In horses, Pinto is not a breed, but a description of coloration. In cars, the Pinto is colored by a history of corporate malfeasance and an era of performance malaise. Still, Nice Price or Crack Pipe keeps an open mind.
Yesterday 87% of you said how swede it is over the tidy little 99. That Saab possessed an economical four cylinder and many innovative and thoughtful features which continue to this day to delight with their idiosyncratic delivery of driving enjoyment. In comparison to that car's high-carbon steel surgical blade approach to carving up the miles, today's candidate is a hand-cleaved stone axe to the crotch.
Pintos. given their sordid history, joining the owner's club may not high on your to-do list. But people do love them, much in the way they love a good bowel movement, or in the way a cat takes pride in the decapitation of a cheery songbird. These achievements may provide personal gratification, but lack the exigency of community to make them a shared victory. Still, there is a dedicated collective of like-mined souls, which is the Pinto Owner's Club, and that's where you'll find this 1980 wagon, and its 5.0 motor.

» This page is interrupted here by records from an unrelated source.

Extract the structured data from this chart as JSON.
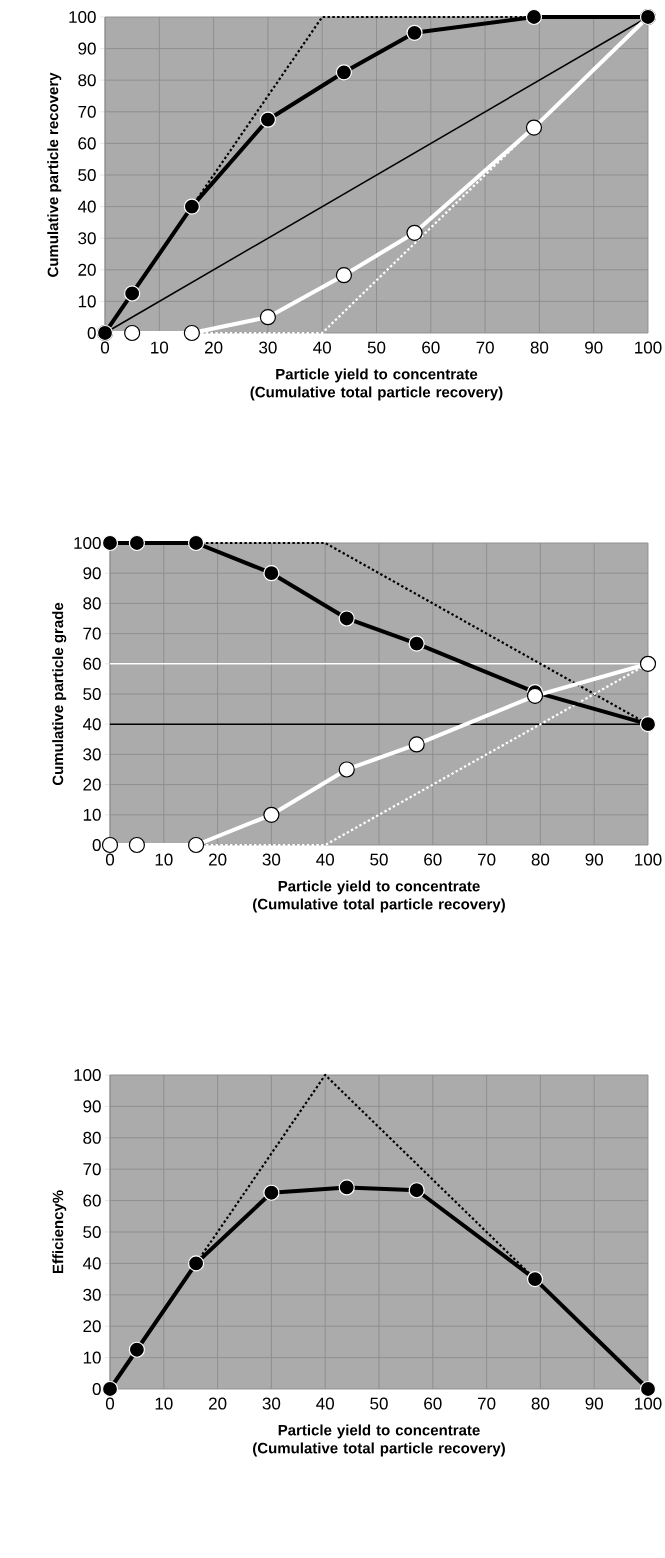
{
  "chart_data": [
    {
      "type": "line",
      "xlabel": "Particle yield to concentrate (Cumulative total particle recovery)",
      "ylabel": "Cumulative particle recovery",
      "xlim": [
        0,
        100
      ],
      "ylim": [
        0,
        100
      ],
      "xticks": [
        0,
        10,
        20,
        30,
        40,
        50,
        60,
        70,
        80,
        90,
        100
      ],
      "yticks": [
        0,
        10,
        20,
        30,
        40,
        50,
        60,
        70,
        80,
        90,
        100
      ],
      "grid": true,
      "series": [
        {
          "color": "#000000",
          "x": [
            0,
            40,
            100
          ],
          "values": [
            0,
            100,
            100
          ],
          "line_style": "dotted"
        },
        {
          "color": "#ffffff",
          "x": [
            0,
            40,
            100
          ],
          "values": [
            0,
            0,
            100
          ],
          "line_style": "dotted"
        },
        {
          "color": "#000000",
          "x": [
            0,
            100
          ],
          "values": [
            0,
            100
          ],
          "marker": "none",
          "line_style": "solid"
        },
        {
          "color": "#ffffff",
          "x": [
            0,
            5,
            16,
            30,
            44,
            57,
            79,
            100
          ],
          "values": [
            0,
            0,
            0,
            5,
            18.3,
            31.7,
            65,
            100
          ],
          "marker": "circle",
          "line_style": "solid"
        },
        {
          "color": "#000000",
          "x": [
            0,
            5,
            16,
            30,
            44,
            57,
            79,
            100
          ],
          "values": [
            0,
            12.5,
            40,
            67.5,
            82.5,
            95,
            100,
            100
          ],
          "marker": "circle",
          "line_style": "solid"
        }
      ]
    },
    {
      "type": "line",
      "xlabel": "Particle yield to concentrate (Cumulative total particle recovery)",
      "ylabel": "Cumulative particle grade",
      "xlim": [
        0,
        100
      ],
      "ylim": [
        0,
        100
      ],
      "xticks": [
        0,
        10,
        20,
        30,
        40,
        50,
        60,
        70,
        80,
        90,
        100
      ],
      "yticks": [
        0,
        10,
        20,
        30,
        40,
        50,
        60,
        70,
        80,
        90,
        100
      ],
      "grid": true,
      "ref_lines": [
        {
          "axis": "y",
          "value": 60,
          "color": "#ffffff"
        },
        {
          "axis": "y",
          "value": 40,
          "color": "#000000"
        }
      ],
      "series": [
        {
          "color": "#000000",
          "x": [
            0,
            40,
            100
          ],
          "values": [
            100,
            100,
            40
          ],
          "line_style": "dotted"
        },
        {
          "color": "#ffffff",
          "x": [
            0,
            40,
            100
          ],
          "values": [
            0,
            0,
            60
          ],
          "line_style": "dotted"
        },
        {
          "color": "#000000",
          "x": [
            0,
            5,
            16,
            30,
            44,
            57,
            79,
            100
          ],
          "values": [
            100,
            100,
            100,
            90,
            75,
            66.7,
            50.6,
            40
          ],
          "marker": "circle",
          "line_style": "solid"
        },
        {
          "color": "#ffffff",
          "x": [
            0,
            5,
            16,
            30,
            44,
            57,
            79,
            100
          ],
          "values": [
            0,
            0,
            0,
            10,
            25,
            33.3,
            49.4,
            60
          ],
          "marker": "circle",
          "line_style": "solid"
        }
      ]
    },
    {
      "type": "line",
      "xlabel": "Particle yield to concentrate (Cumulative total particle recovery)",
      "ylabel": "Efficiency%",
      "xlim": [
        0,
        100
      ],
      "ylim": [
        0,
        100
      ],
      "xticks": [
        0,
        10,
        20,
        30,
        40,
        50,
        60,
        70,
        80,
        90,
        100
      ],
      "yticks": [
        0,
        10,
        20,
        30,
        40,
        50,
        60,
        70,
        80,
        90,
        100
      ],
      "grid": true,
      "series": [
        {
          "color": "#000000",
          "x": [
            0,
            40,
            100
          ],
          "values": [
            0,
            100,
            0
          ],
          "line_style": "dotted"
        },
        {
          "color": "#000000",
          "x": [
            0,
            5,
            16,
            30,
            44,
            57,
            79,
            100
          ],
          "values": [
            0,
            12.5,
            40,
            62.5,
            64.2,
            63.3,
            35,
            0
          ],
          "marker": "circle",
          "line_style": "solid"
        }
      ]
    }
  ]
}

Ford's littlest pony was the basis for the lamented Mustang II, and at some point in the gestation of the platform a Ford engineer realized that someday they might want to shove something bigger than the Cologne V6 in there. That makes four-banger Pinto owners slap their foreheads globally and exclaim I coulda' had a V8! just like this owner did. He dropped in a former Mustang motivator, backup up by an AOD 4-speed slusher, for a pinto with picante. The '93 5.0 is good for a healthy 205 bhp out of the crate (remember that '93 was the year the output of the 302 went down by 20) and that more than double the horsepower over the Lima 2.3 means that this is a horse of a different color.

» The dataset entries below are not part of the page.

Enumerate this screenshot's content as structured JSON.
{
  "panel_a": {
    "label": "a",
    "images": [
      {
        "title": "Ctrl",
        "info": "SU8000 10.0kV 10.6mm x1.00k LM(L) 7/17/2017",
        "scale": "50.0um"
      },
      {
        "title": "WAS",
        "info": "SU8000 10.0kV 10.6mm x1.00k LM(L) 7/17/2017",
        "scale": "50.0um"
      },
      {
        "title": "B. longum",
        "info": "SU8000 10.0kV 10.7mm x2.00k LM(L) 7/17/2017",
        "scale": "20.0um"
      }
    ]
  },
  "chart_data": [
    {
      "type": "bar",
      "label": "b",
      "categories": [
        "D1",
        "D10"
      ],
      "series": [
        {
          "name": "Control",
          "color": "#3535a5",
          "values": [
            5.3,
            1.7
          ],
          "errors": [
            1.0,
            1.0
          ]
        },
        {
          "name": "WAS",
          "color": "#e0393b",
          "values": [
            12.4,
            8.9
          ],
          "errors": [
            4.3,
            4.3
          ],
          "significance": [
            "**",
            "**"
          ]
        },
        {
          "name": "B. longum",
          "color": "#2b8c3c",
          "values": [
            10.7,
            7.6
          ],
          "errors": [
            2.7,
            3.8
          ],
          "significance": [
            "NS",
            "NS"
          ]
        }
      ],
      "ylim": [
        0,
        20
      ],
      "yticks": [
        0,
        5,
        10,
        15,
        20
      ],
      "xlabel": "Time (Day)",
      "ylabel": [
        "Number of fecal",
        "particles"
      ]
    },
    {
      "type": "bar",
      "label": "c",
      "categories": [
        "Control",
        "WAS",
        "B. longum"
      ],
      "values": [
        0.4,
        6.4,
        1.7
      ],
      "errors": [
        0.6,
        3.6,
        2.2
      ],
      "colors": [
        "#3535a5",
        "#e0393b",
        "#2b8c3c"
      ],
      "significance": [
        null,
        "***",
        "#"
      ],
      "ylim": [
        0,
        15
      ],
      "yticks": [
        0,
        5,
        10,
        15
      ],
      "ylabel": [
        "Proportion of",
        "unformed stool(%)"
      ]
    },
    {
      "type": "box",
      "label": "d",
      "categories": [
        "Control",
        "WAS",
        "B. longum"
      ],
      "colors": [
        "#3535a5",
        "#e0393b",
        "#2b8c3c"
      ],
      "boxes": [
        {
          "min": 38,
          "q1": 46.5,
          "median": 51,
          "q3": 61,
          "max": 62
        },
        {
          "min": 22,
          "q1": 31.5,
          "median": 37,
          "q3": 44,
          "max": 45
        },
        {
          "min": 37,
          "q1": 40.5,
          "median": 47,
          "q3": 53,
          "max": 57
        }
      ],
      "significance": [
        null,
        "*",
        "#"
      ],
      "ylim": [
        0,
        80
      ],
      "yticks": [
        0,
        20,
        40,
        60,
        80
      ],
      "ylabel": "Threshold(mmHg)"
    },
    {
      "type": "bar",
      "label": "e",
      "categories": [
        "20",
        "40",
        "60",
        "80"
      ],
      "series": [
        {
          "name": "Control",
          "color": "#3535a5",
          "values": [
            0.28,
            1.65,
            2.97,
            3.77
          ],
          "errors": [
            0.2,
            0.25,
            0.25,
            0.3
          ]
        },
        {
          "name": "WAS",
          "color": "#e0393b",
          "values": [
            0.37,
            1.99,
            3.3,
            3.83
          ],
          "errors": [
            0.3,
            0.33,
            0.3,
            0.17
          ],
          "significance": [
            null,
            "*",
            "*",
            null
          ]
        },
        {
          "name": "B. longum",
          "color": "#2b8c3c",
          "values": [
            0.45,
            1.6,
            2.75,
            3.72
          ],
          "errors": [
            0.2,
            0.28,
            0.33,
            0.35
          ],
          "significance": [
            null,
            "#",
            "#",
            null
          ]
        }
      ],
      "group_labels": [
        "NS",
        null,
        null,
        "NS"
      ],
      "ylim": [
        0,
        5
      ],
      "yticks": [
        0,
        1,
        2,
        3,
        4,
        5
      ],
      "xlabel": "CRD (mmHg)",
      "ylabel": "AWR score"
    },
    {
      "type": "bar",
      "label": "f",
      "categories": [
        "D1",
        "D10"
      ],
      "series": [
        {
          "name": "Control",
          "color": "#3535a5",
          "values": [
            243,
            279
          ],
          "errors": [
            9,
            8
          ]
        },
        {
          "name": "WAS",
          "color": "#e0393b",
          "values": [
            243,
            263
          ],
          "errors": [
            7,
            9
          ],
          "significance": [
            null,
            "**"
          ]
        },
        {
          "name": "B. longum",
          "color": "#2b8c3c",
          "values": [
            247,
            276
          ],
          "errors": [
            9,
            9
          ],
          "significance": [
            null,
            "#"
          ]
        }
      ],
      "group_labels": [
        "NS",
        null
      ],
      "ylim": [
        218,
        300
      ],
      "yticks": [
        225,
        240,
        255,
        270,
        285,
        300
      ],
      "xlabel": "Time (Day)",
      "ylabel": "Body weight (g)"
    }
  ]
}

Speaking of color, that arrest me red might not have been the best choice for the street as radar gun-slinging smokies will be on it like it's doughnut-encrusted. On the strip, that bright red paint will let you pick out the car amongst all the burn-out that the 9" rear end transmits to both back tires for distribution. Cragar mags; Corbeau seats; this car lacks only the 8-track of Dennis Wilson's Pacific Ocean Blue to register a 7.0 on the disco era richter scale. It's got a roll cage, reassuring as the car it likely a tree magnet, and the wagon body is still pretty good looking to this day.
So, $4,500 to put the pinto to the metal. Is that a Price that's Nice for a pony with some ponies? Or does its basic pintoness make you think the seller is Cracking the Pipe over this one?